Unpacking no-confidence motion prospects



MASERU – The no-confidence motion filed against government this week could fail because the nominee for premier, Samuel Rapapa, is not leader of a political party, if precedence is followed.

The motion was filed by All Basotho Convention (ABC) MP for the Koro-Koro constituency Motebang Koma and seconded by opposition Democratic Congress (DC) deputy leader Motlalentoa Letsosa.

Koma is one of over 20 ABC MPs aligned to an anti-Thabane faction within the party, the so-called Likatana, which fiercely backs disputed Deputy Leader Professor Nqosa Mahao.

The motion is analogous to a putative 2012 no-confidence motion against former Prime Minister Pakalitha Mosisili.

The motion was mooted by an alliance of opposition parties that wanted former Lesotho Congress for Democracy (LCD) secretary general Mothetjoa Metsing to take over the premiership.

However, the plot failed after former Speaker of the National Assembly at the time Ntlhoi Motsamai and then Leader of the House, former Deputy Prime Minister Lesao Lehohla, ruled a prospective premier should be an MP.

The nominee also had to be leader of a political party or coalition of political parties commanding the majority in parliament.

Rapapa has declared his readiness to act as caretaker premier should the motion succeed.

Lehohla at the time announced that the motion contravened some sections of the constitution.

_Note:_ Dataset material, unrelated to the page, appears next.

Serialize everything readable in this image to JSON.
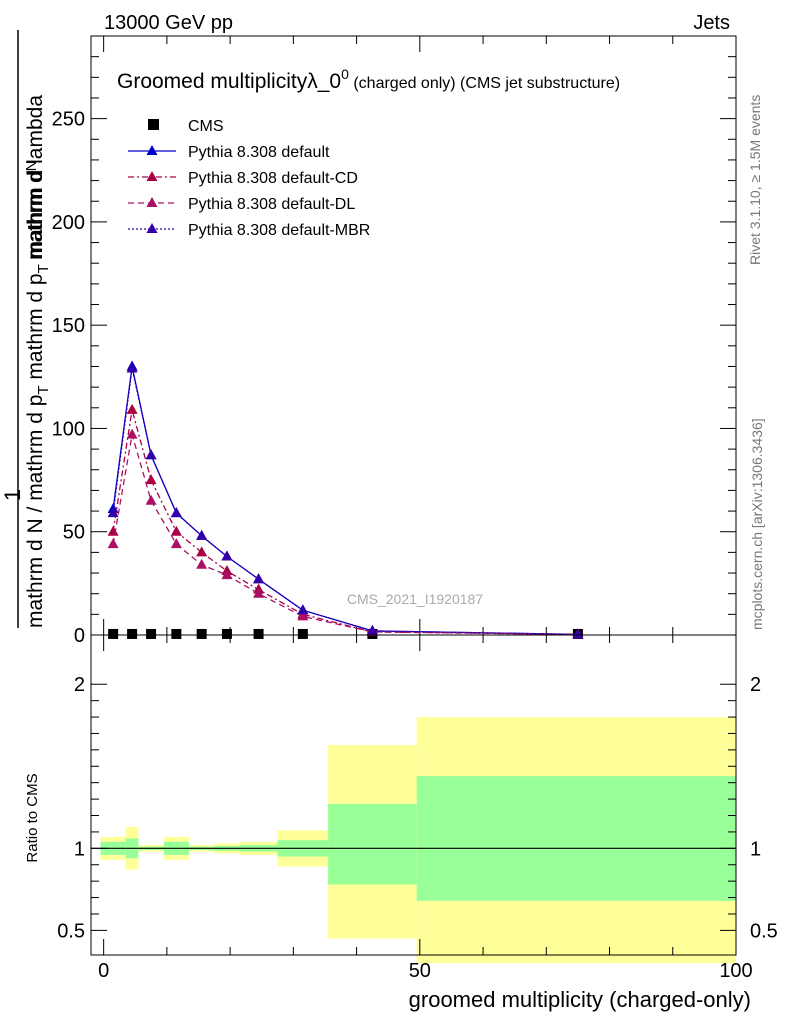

According to Lehohla, it was during consultations with Motsamai that the need for the nominee to be a party leader emerged.

“We had to consult with the authors of the motion to establish if Metsing was the leader of a party or at least a coalition of parties to be nominated as prime minister,” Lehohla said.

“We ascertained that Metsing was not a leader of any political opposition party or a coalition of opposition parties, a fact which stripped the motion of credibility.”

Lehohla also revealed that after news of the motion broke, he asked Metsing if he had given consent to be nominated but “he told me he knew nothing about it”.

The attempt to remove Mosisili was precipitated by internal squabbles in the LCD.

Lehohla told Public Eye yesterday current political events mirrored the 2012 saga, adding his stance had since slightly shifted because, the Sesotho version of the constitution “states that anyone” can be premier should a motion succeed.

But, the English version states the nominee should “the leader of a party or coalition of parties commanding a majority in the house”.

According to the veteran politician, the dominant question should be whether indeed a caretaker Prime Minister should be leader of a political party or coalition of parties, when the motion was made in the middle of the life of a parliament and “not when we are coming back from elections”.

“Obviously when we return from elections it is clear that there are political parties in parliament and that a premier should be derived from the one that commands majority seats,” Lehohla said.

“But, in this instance, we are talking about a person who has been nominated within and not outside parliament. We are talking about a parliamentary leader nominated by MPs. Should it necessarily be the leader of a political party? What should we have as proof that the person is the leader of a political party?

“If MPs in parliament could turn against their leader in parliament, how then do we determine that the nominated person is the new leader?”

Lehohla said it was imperative that the phrase “leader of a political party or coalition” be “unpacked in the true sense of the law”.

“For instance, the law should be specific to say, the leader referred to in the constitution should either be the parliamentary one or the one elected outside parliament by people at the grassroots. This issue needs to be properly unpacked, legally,” Lehohla said.

Transformation Resource Centre (TRC) Director Tsikoane Peshoane, said reports that Speaker of the National Assembly Sephiri Motanyane wants to block Rapapa’s nomination because he was not leader of a political party were disturbing.

Also, Motanyane allegedly believes Koma should cross the floor to the opposition because he could not mount a no-confidence vote against a political party of which he was MP.

However, Peshoane said Motanyane was introducing laws that do not exist.

“But Koma is not a member of cabinet. He’s just an ordinary MP. If he was a minister he would be asked to resign. This purported ruling by the Speaker is out of order.

“Where does it come from? The ABC was elected at the grassroots and Koma is part of that party,” Peshoane said.

“The premier is the product of parliament which endorsed him and will be removed by the same parliament when need arises. Thabane was not endorsed by people in the grassroots, but by MPs.”

On Rapapa, Peshoane noted that section 87 (2) of the constitution was not “exclusive to leaders of political parties” and that “it is misleading to say an ordinary MP does not qualify to become a premier”.

“Any member of the national assembly qualifies to be elected PM in parliament. There is no constitutional crisis here. It is being fabricated as a mere delaying tactic to avert the inevitable,” Peshoane said.